Hollanda, Portekiz ve Türkiye'de 2012'de uluslararası öğrenci sayısı önemli ölçüde arttı. Türkiye son dönemlerde artan sayıda yabancıyı çekiyor. Son üç yılda yabancı nüfusu 90 bin arttı. 2010'da 177 bin oturma izinli yabancı varken, rakam 2011'de 217 bine, 2012'de 267 bin 300'e yükseldi. İzinlerin çoğunluğu aile birleşmeleri, küçük bölümü ise çalışma izni şeklinde verildi. Bununla birlikte işle ilgili izinler artıyor. 2012'de Türk yetkililer 32 bin 250 çalışma izni çıkardı, bu önceki yıla göre yüzde 48 artışa denk geldi. Verilen oturma izni sayısı ise 32 bin 850 idi ve bunlar yenileme, ilk kez verilen izinler olarak çıkarıldı, önceki yıla göre yüzde 30 artış gösterdi. 2013'te ise çıkarılan çalışma izinlerinin sayısı yüzde 42 yükselerek 45 bin 850 oldu.
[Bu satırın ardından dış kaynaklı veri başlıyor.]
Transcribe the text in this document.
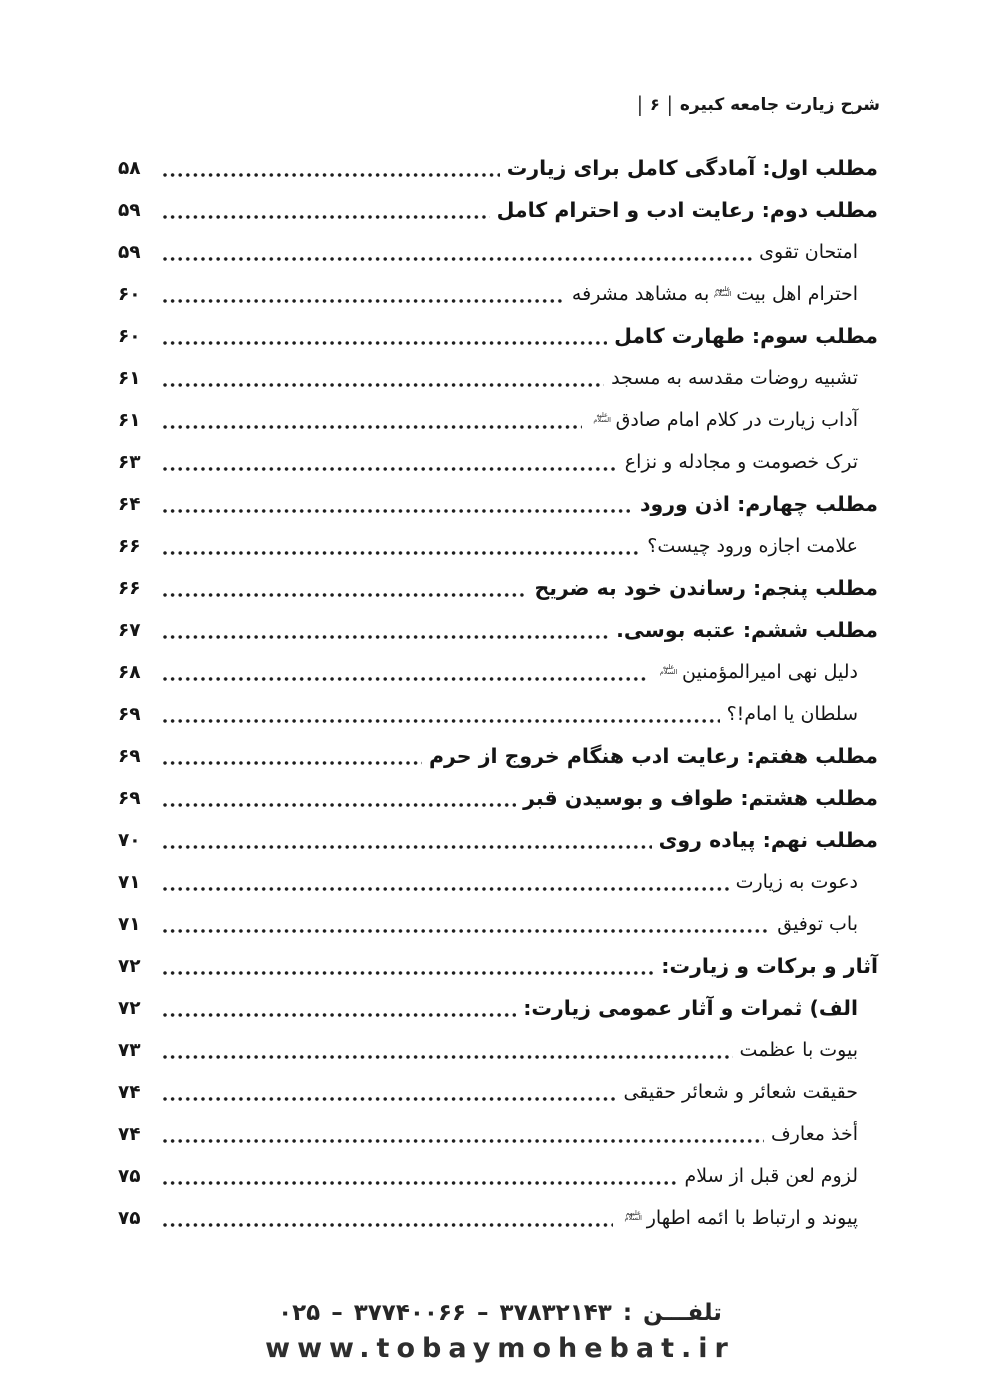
| ۶ | شرح زیارت جامعه کبیره
مطلب اول: آمادگی کامل برای زیارت
۵۸
مطلب دوم: رعایت ادب و احترام کامل
۵۹
امتحان تقوی
۵۹
احترام اهل بیتعلیهم السلامبه مشاهد مشرفه
۶۰
مطلب سوم: طهارت کامل
۶۰
تشبیه روضات مقدسه به مسجد
۶۱
آداب زیارت در کلام امام صادقعلیه السلام
۶۱
ترک خصومت و مجادله و نزاع
۶۳
مطلب چهارم: اذن ورود
۶۴
علامت اجازه ورود چیست؟
۶۶
مطلب پنجم: رساندن خود به ضریح
۶۶
مطلب ششم: عتبه بوسی.
۶۷
دلیل نهی امیرالمؤمنینعلیه السلام
۶۸
سلطان یا امام!؟
۶۹
مطلب هفتم: رعایت ادب هنگام خروج از حرم
۶۹
مطلب هشتم: طواف و بوسیدن قبر
۶۹
مطلب نهم: پیاده روی
۷۰
دعوت به زیارت
۷۱
باب توفیق
۷۱
آثار و برکات و زیارت:
۷۲
الف) ثمرات و آثار عمومی زیارت:
۷۲
بیوت با عظمت
۷۳
حقیقت شعائر و شعائر حقیقی
۷۴
أخذ معارف
۷۴
لزوم لعن قبل از سلام
۷۵
پیوند و ارتباط با ائمه اطهارعلیهم السلام
۷۵
تلفـــن
:
۳۷۸۳۲۱۴۳
–
۳۷۷۴۰۰۶۶
–
۰۲۵
www.tobaymohebat.ir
2011-2012 arası İş Kurumu tarafından dışarı gönderilen işçilerin sayısı 53 bin 800'den 67 bin kişiye çıktı. 2013'te ise 55 bin 400'e düştü. Türk sözleşmeli işçilerin en büyük bölümü sırasıyla Irak ve Rusya Federasyonu'nda çalıştı.

Yakalanan düzensiz, yani izin süresi dolduğu halde kalmaya devam eden göçmen sayısı 2010'dan itibaren artıyor. Bu yıl 32 bin 700 kişi yakalanmıştı, 2011'de 42 bin 800'e, 2012'de ise 28 bin 300'e yükseldi. Türkiye'ye en fazla Gürcistan'dan (4 bin 300 kişi), Rusya Federasyonu'ndan (bin 200 kişi), Ukrayna'dan (850), Romanya'dan (530) ve Moldova'dan (340) düzensiz göçmen geldi.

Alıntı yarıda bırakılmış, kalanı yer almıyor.